Une revue bimestrielle, exigeante et accessible, au croisement entre le monde de la recherche et les associations de terrain.
La France avance tête baissée vers une forme d’anorexie budgétaire présentée comme inéluctable par les présidentiables. L’État renonce à servir d’amortisseur en période de crise. Aux tensions sociales s’ajouteront privatisations et coupes sombres dans la dépense publique. Désillusionnés, 55 % des Français ne croient pas que l’action politique ait une prise réelle sur le chômage (sondage CSA, 9-10 janvier 2012). La période qui s’ouvre requiert des responsables politiques déterminés, capables de faire plier les lobbies et les corporatismes devant l’intérêt général, de faire évoluer les traités européens au besoin. Des personnalités irréprochables, aussi. Or le soupçon pèse sur plusieurs candidats.
Dominique de Villepin est mis en cause dans l’affaire Relais et châteaux (surfacturations). Il n’a finalement pas attaqué en diffamation Robert Bourgi, qui l’avait accusé d’être un récepteur de mallettes africaines pour Jacques Chirac.
Soupçonné dans l’affaire Karachi et dans l’affaire Bettencourt, Nicolas Sarkozy aurait aussi bénéficié, en 2007, des largesses d’Omar Bongo, à en croire son ancien directeur de cabinet, Mike Jocktane. Le grief est lourd quand on sait qu’il a effacé – contre l’avis de Bercy – 20 % de la dette de Libreville, avant d’évincer un ministre, Jean-Marie Bockel, à la demande de son ami gabonais.
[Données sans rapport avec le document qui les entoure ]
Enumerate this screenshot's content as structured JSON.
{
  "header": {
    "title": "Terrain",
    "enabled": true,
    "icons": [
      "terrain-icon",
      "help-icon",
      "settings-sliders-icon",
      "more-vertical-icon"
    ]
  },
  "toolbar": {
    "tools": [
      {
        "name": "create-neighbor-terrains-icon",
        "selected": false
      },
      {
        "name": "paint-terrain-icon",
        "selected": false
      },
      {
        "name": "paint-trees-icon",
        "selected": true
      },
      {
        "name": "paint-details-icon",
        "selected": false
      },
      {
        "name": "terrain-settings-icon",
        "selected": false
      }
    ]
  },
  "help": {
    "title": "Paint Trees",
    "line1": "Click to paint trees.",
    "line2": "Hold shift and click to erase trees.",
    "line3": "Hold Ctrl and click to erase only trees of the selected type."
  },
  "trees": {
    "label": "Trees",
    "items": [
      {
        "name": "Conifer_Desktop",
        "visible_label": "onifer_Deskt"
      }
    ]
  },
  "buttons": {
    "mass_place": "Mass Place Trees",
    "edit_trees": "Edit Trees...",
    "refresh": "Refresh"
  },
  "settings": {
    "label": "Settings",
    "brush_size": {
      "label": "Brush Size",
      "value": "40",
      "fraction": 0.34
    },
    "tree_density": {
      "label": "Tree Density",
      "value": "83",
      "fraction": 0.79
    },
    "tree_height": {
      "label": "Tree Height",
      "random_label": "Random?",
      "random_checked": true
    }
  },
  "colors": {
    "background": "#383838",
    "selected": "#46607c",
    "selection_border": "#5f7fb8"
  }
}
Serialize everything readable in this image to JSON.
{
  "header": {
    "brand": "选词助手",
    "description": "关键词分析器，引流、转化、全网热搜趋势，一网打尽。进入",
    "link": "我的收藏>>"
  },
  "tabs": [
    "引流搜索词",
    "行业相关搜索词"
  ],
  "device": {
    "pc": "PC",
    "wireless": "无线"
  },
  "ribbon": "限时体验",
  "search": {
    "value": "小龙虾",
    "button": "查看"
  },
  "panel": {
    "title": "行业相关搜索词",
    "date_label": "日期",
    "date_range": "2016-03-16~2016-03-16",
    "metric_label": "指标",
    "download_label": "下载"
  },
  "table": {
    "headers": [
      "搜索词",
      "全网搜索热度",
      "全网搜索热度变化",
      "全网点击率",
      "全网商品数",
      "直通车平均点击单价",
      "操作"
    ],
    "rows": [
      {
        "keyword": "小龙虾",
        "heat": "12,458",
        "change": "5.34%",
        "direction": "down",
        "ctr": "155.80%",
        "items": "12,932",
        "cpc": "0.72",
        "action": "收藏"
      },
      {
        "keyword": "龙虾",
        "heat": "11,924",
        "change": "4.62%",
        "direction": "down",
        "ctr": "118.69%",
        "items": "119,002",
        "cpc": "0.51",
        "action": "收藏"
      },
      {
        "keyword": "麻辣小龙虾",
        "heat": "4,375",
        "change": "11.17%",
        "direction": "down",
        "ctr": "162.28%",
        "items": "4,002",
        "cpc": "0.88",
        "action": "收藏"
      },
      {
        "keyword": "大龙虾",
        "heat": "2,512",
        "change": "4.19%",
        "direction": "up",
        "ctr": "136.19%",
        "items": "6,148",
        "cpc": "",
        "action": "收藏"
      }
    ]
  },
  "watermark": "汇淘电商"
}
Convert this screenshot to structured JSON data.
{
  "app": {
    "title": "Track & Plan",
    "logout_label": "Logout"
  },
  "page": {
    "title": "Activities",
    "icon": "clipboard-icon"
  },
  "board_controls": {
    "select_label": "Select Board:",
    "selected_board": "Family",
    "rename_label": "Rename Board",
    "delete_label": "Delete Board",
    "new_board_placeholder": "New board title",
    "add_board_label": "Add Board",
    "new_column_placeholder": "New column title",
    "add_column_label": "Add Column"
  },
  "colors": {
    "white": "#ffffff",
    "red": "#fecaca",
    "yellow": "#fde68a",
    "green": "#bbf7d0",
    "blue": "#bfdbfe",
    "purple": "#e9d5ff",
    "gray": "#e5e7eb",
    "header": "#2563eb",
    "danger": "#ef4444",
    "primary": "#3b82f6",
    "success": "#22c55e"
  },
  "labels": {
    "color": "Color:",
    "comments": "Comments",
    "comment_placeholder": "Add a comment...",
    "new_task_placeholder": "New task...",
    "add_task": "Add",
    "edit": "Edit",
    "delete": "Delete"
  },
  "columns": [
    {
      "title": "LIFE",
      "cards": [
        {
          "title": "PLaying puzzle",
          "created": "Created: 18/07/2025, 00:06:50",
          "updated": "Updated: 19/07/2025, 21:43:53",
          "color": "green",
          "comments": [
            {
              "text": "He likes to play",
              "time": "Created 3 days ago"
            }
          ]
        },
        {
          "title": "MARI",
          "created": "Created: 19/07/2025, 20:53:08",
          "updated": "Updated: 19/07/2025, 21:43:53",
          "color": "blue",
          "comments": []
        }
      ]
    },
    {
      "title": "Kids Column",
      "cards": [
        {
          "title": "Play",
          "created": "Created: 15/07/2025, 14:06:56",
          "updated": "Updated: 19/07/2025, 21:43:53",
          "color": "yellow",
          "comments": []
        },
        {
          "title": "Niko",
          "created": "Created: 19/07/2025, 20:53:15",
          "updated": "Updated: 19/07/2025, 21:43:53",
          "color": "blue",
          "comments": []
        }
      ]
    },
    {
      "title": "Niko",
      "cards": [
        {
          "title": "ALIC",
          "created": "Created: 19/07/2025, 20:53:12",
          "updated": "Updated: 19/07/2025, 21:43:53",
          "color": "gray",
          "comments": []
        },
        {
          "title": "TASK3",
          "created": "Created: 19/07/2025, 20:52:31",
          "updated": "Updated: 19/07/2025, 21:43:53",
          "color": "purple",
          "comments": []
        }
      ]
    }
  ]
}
La justice doit faire son travail. Mais cette accumulation d’accusations porte un coup à la crédibilité de l’action politique. Si quelques magistrats valeureux continuent de se penser en contre-pouvoir, le silence entourant certaines de ces révélations demeure assourdissant. L’intégrité du personnel politique ne semble pas devoir s’imposer comme un thème de campagne. L’évacuer, c’est pourtant faire le lit des populismes. Le parti socialiste est-il à ce point enlisé dans ses affaires internes, dans les Bouches-du-Rhône et le Pas-de-Calais? Les électeurs sont-ils à ce point résignés qu’ils n’en fassent pas un critère pour leurs choix? À défaut d’être omnipotent, puisse l’État être juste.
Ce qui lui reste d’autorité en dépend.